Degory Priest departed Plymouth, England, aboard the Mayflower on September 6/16, 1620. The small, 100-foot ship had 102 passengers and a crew of about 30-40 in extremely cramped conditions. By the second month out, the ship was being buffeted by strong westerly gales, causing the ship‘s timbers to be badly shaken with caulking failing to keep out sea water, and with passengers, even in their berths, lying wet and ill. This, combined with a lack of proper rations and unsanitary conditions for several months, contributed to illness that would be fatal for many, especially the majority of women and children. On the way, there were two deaths, a crew member and a passenger, but the worst was yet to come after arriving at their destination when, in the space of several months, almost half the passengers perished in cold, harsh, unfamiliar New England winter.

On November 9/19, 1620, after about three months at sea, including a month of delays in England, they spotted land, which was the Cape Cod Hook, now called Provincetown Harbor. After several days of trying to get south to their planned destination of the Colony of Virginia, strong winter seas forced them to return to the harbor at Cape Cod hook, where they anchored on November 11/21. The Mayflower Compact was signed that day. Degory Priest was a signatory to the Mayflower Compact on November 11, 1620.

From William Bradford’s later recollection of seven men from the Mayflower who died soon after arrival, "Digerie Preist" among them, with this comment: "All these dyed sone after their arrival in the general sickness that befell." And with this about Priest’s family: "But Digerie Preist had his wife and children sent hither afterwards, she being Mr. Allertons sister." Bradford closed his comments in this section with the note: "But the rest left no posteritie here."

== Marriage and family ==
Degory Priest married Sarah (Allerton) Vincent on November 4, 1611. She was the widow of John Vincent and sister of Mayflower passenger Isaac Allerton. They had two daughters, Mary and Sarah.

Sarah Priest married 2nd in Leiden on or shortly after November 13, 1621, Godbert Godbertson, whose name, per Banks, was also written as Cuthbert Cuthbertson. He was a hat-maker from Leiden, as was Priest, and had been in communion with the Pilgrims before their emigration. He had previously been married to Elizabeth Kendall in 1617, who presumably was deceased by the time of his second marriage. They came to Plymouth on the ship Anne in 1623 with their son and her two daughters. Both Sarah and her second husband Godbert Godbertson died in 1633 in the epidemic that was rampant at that time. Their burial places are unknown.

== Children of Degory Priest and his wife Sarah (Allerton) Priest ==
- Mary Priest was born about 1612 and died in Charlestown in 1689. She married Phineas Pratt by 1633 and had eight children.
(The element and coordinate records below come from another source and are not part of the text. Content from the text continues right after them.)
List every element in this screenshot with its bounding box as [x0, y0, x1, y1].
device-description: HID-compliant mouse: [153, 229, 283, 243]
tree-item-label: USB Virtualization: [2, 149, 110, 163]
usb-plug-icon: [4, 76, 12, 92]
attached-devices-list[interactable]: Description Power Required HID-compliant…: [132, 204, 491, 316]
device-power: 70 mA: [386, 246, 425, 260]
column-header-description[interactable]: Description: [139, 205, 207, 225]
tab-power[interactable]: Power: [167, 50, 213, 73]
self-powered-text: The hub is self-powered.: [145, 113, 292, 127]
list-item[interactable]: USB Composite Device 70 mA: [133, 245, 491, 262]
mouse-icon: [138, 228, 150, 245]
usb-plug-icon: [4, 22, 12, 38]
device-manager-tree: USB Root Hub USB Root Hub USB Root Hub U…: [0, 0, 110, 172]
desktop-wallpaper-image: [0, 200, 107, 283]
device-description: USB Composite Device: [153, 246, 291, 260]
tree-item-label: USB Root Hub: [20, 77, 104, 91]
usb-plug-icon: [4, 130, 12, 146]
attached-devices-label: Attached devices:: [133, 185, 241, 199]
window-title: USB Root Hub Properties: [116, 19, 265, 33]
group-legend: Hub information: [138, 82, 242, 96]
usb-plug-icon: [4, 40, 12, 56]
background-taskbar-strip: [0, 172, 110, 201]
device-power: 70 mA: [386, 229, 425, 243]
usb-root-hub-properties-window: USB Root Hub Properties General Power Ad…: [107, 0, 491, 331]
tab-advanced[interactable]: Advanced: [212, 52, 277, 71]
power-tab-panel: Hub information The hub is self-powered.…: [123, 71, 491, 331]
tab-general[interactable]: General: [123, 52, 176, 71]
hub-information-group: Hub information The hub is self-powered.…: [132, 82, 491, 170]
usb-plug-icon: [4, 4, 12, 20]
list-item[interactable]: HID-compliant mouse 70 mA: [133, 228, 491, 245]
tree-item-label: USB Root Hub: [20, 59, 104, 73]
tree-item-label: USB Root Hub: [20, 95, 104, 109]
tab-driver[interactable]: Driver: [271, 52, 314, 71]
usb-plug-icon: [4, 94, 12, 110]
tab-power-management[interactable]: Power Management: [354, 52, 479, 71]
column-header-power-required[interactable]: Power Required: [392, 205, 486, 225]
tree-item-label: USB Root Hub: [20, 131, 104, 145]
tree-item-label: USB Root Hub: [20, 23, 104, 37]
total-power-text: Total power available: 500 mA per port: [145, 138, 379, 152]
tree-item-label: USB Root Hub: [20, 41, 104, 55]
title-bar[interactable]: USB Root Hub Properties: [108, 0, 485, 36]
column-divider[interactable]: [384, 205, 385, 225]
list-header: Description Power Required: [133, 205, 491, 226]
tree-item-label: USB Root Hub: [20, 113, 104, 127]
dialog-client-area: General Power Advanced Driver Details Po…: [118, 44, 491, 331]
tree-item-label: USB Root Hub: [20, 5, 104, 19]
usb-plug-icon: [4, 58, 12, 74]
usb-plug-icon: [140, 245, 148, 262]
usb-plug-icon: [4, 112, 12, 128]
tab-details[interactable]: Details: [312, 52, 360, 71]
The family moved to Charlestown about 1646. Pratt was a person of note in Plymouth history, coming on the ship Sparrow in 1622, being one of Thomas Weston's settlers at the failed Weymouth settlement, and coming to Plymouth in 1623.
- Sarah Priest was born about 1614, went to England by October 1646, and may have died there, date and place unknown. She married John Coombs about 1632 and had two sons. For reasons that are not known, possibly the demise of her husband, Sarah traveled to England about 1645 and left her two sons, John and Francis Coombs, in the care of William Spooner, who had agreed to their maintenance. It is believed that Sarah never returned to Massachusetts Colony, either having died on the voyage, or in England.

== Death and burial ==
Priest died early in the first winter, on January 1, 1621, of the "general sickness". He was aged about 42 years.

He was buried likely sometime in January 1621 in Cole's Hill Burial Ground in Plymouth, most probably in an unmarked grave, as was the custom that first winter. Along with many others who died in the winter of 1620–1621, his name is memorialized on the Pilgrim Memorial Tomb, located on Cole's Hill in Plymouth.

== Sarah Allerton, wife of Degory Priest and Godbert Godbertson ==
After Priest’s death, his wife Sarah married another hat-maker, Godbert Godbertson (or Cuthbert Cuthbertson), on November 13, 1621, with whom she had one son, Samuel, born possibly about 1622. Godbertson was said by Edward Winslow to be an English speaker of the Dutch Church and a member of the Separatist church in Leiden. They came, with their son Samuel Cuthbertson (later shortened to Cuthbert) and her daughters Mary and Sarah Priest, to Plymouth on the ship Anne in 1623. They were assigned land in the 1623 Division of Land with 6 "akers" for "Cudbart Cudbartsone" – one acre for the deceased Priest and one each for his wife Sarah, her second husband Godbert Godbertson and their three children. Both Godbertson and his wife Sarah died in the Massachusetts smallpox epidemic of 1633 sometime that fall, with their estate inventories being taken on October 24, 1633. Their burial places are unknown.

Sarah Allerton was the sister of a Mayflower passenger, Isaac Allerton.